Despite the relative paucity of published data on the 1,927 nm NAFL for melasma treatment, the available results appear encouraging. Whether the most effective approach with this laser is with low density and multiple treatments versus the high density single treatment technique remains to be seen. Furthermore, the impact of topical treatment before and after the laser has not as of yet been delineated.

One of the authors (SGF) and her colleagues recommend high potency topical corticosteroid two days before and three days after the laser session. They theorize that this can be beneficial in the immediate post-treatment period to ameliorate the inflammatory cascade that eventuates in postinflammatory hyperpigmentation. Since their report using a single high density treatment, one of the authors (SGF) and her colleagues now initiate topical bleaching creams as early as one week after the procedure, as tolerated, to maximize the longevity of their results and minimize any rebound.

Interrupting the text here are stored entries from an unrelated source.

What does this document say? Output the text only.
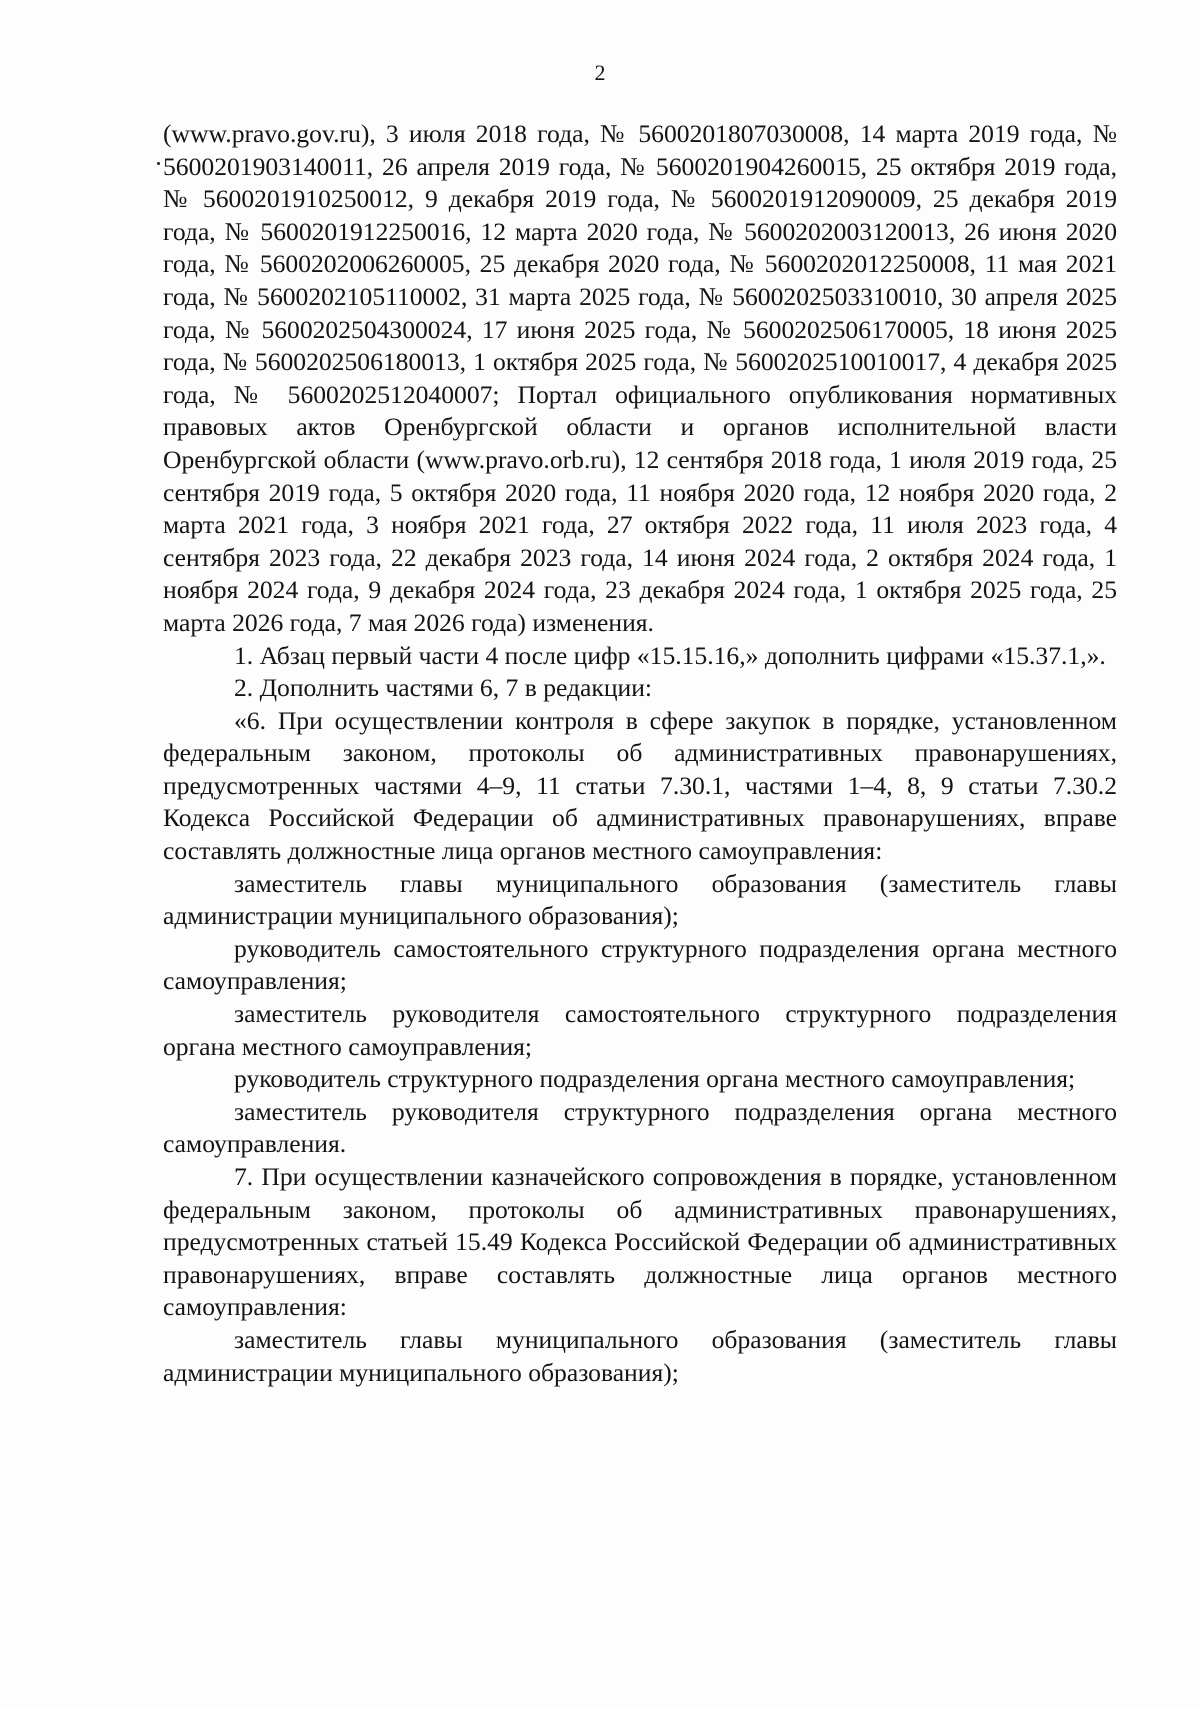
2

(www.pravo.gov.ru), 3 июля 2018 года, № 5600201807030008, 14 марта 2019 года, № 5600201903140011, 26 апреля 2019 года, № 5600201904260015, 25 октября 2019 года, № 5600201910250012, 9 декабря 2019 года, № 5600201912090009, 25 декабря 2019 года, № 5600201912250016, 12 марта 2020 года, № 5600202003120013, 26 июня 2020 года, № 5600202006260005, 25 декабря 2020 года, № 5600202012250008, 11 мая 2021 года, № 5600202105110002, 31 марта 2025 года, № 5600202503310010, 30 апреля 2025 года, № 5600202504300024, 17 июня 2025 года, № 5600202506170005, 18 июня 2025 года, № 5600202506180013, 1 октября 2025 года, № 5600202510010017, 4 декабря 2025 года, № 5600202512040007; Портал официального опубликования нормативных правовых актов Оренбургской области и органов исполнительной власти Оренбургской области (www.pravo.orb.ru), 12 сентября 2018 года, 1 июля 2019 года, 25 сентября 2019 года, 5 октября 2020 года, 11 ноября 2020 года, 12 ноября 2020 года, 2 марта 2021 года, 3 ноября 2021 года, 27 октября 2022 года, 11 июля 2023 года, 4 сентября 2023 года, 22 декабря 2023 года, 14 июня 2024 года, 2 октября 2024 года, 1 ноября 2024 года, 9 декабря 2024 года, 23 декабря 2024 года, 1 октября 2025 года, 25 марта 2026 года, 7 мая 2026 года) изменения.

1. Абзац первый части 4 после цифр «15.15.16,» дополнить цифрами «15.37.1,».

2. Дополнить частями 6, 7 в редакции:

«6. При осуществлении контроля в сфере закупок в порядке, установленном федеральным законом, протоколы об административных правонарушениях, предусмотренных частями 4–9, 11 статьи 7.30.1, частями 1–4, 8, 9 статьи 7.30.2 Кодекса Российской Федерации об административных правонарушениях, вправе составлять должностные лица органов местного самоуправления:

заместитель главы муниципального образования (заместитель главы администрации муниципального образования);

руководитель самостоятельного структурного подразделения органа местного самоуправления;

заместитель руководителя самостоятельного структурного подразделения органа местного самоуправления;

руководитель структурного подразделения органа местного самоуправления;

заместитель руководителя структурного подразделения органа местного самоуправления.

7. При осуществлении казначейского сопровождения в порядке, установленном федеральным законом, протоколы об административных правонарушениях, предусмотренных статьей 15.49 Кодекса Российской Федерации об административных правонарушениях, вправе составлять должностные лица органов местного самоуправления:

заместитель главы муниципального образования (заместитель главы администрации муниципального образования);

They also treat type IV skin with a lower density than they initially reported, 50 percent. The authors await additional well-executed studies and long-term follow-up to refine and enhance this potentially beneficially laser intervention for melasma. In the meantime, other modalities that may show promise in ameliorating this condition include the 1,927 nm diode (Perméa handpiece, Clear + Brilliant System, Solta Medical) combined with topical lightening agents, as well as the picosecond 755 nm alexandrite laser (Picosure, Cynosure) with defractive lens, for which clinical trials are currently under way.